Last night was a show vote just to prove Boehner had control of his caucus, and the beginning of a dance that will see this bill moved to the Senate, where it would be defeated. He didn't even make it past step one:
What was originally described as a brief snafu has turned into a stunning rebuke of House Republican leaders, who were unable Thursday to round up the minimum number of votes to pass Speaker John Boehner's debt limit bill.

The vote, originally scheduled for 6 p.m., was delayed at the last minute, when Boehner and his leadership team finally faced the harsh reality: despite a swing of momentum in their direction over the previous 24 hours, they didn't have the votes. And with no Democrats there to help them, they needed 217 Republicans to be on board. They were not.

Boehner and his leadership team met for hours, in various leadership offices, with reluctant members, and persuasive supporters, hoping to cobble together a majority. Meanwhile, leadership aides insisted for as long as possible that a vote was still planned late Thursday.

At about 10:30 p.m., House Majority Whip Kevin McCarthy (R-CA) emerged from Boehner's second floor Capitol office and announced to assembled reporters, "No vote tonight."
Today he'll probably find some way to get it passed by putting plenty of teabagger language in there, and so this game gets delayed for yet another day.

My guess is that it the process remains the same, the senate passes the Reid bill, and sends it back to the house (which I think can happen at the earliest Monday).

And then (I think) the house would have a chance to pass that bill or the country defauts.

I would still bet heavily on us not defaulting (because if we did it would break the most basic law of politics that rich people/corporations always get what they want), but this whole thing has been handled so incompetently by everyone not named Harry Reid and Mitch McConnell that there's at least a chance this actually does happen.
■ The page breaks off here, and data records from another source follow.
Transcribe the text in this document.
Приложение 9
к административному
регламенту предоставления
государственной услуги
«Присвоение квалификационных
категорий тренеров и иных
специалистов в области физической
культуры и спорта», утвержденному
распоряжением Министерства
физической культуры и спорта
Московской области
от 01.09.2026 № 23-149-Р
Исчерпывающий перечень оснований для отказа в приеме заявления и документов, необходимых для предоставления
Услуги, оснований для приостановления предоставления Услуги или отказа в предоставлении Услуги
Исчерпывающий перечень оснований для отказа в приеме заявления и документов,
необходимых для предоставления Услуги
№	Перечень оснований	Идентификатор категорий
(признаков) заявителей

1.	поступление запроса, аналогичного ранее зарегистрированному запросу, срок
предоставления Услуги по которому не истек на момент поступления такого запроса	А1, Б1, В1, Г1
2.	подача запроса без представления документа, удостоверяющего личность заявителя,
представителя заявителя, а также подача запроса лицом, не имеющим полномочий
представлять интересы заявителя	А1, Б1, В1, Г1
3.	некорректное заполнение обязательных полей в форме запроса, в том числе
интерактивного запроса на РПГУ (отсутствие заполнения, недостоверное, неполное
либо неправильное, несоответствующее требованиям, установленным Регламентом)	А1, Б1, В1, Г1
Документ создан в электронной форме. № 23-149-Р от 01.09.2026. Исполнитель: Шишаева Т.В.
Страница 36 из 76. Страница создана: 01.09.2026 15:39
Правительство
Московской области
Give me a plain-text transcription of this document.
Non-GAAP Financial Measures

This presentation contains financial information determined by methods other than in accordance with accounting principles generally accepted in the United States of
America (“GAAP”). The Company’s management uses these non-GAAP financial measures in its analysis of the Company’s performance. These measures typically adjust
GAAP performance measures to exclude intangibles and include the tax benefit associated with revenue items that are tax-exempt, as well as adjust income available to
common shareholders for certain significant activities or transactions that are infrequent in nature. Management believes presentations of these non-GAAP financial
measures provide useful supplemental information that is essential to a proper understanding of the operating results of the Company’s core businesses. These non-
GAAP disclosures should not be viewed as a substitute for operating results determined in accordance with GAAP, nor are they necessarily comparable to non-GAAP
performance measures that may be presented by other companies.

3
At this point, you'd have to think there's some serious reflection going on in the White House. Maybe using our nation's impending default as an excuse for to try and force through a bipartisan 4 trillion dollar grand austerity wet dream bargain wasn't such a great idea after all?

1 comment:

  1. They have 3 days to avert the economic meltdown of the country, and possibly planet, by each saying the word "Aye" once.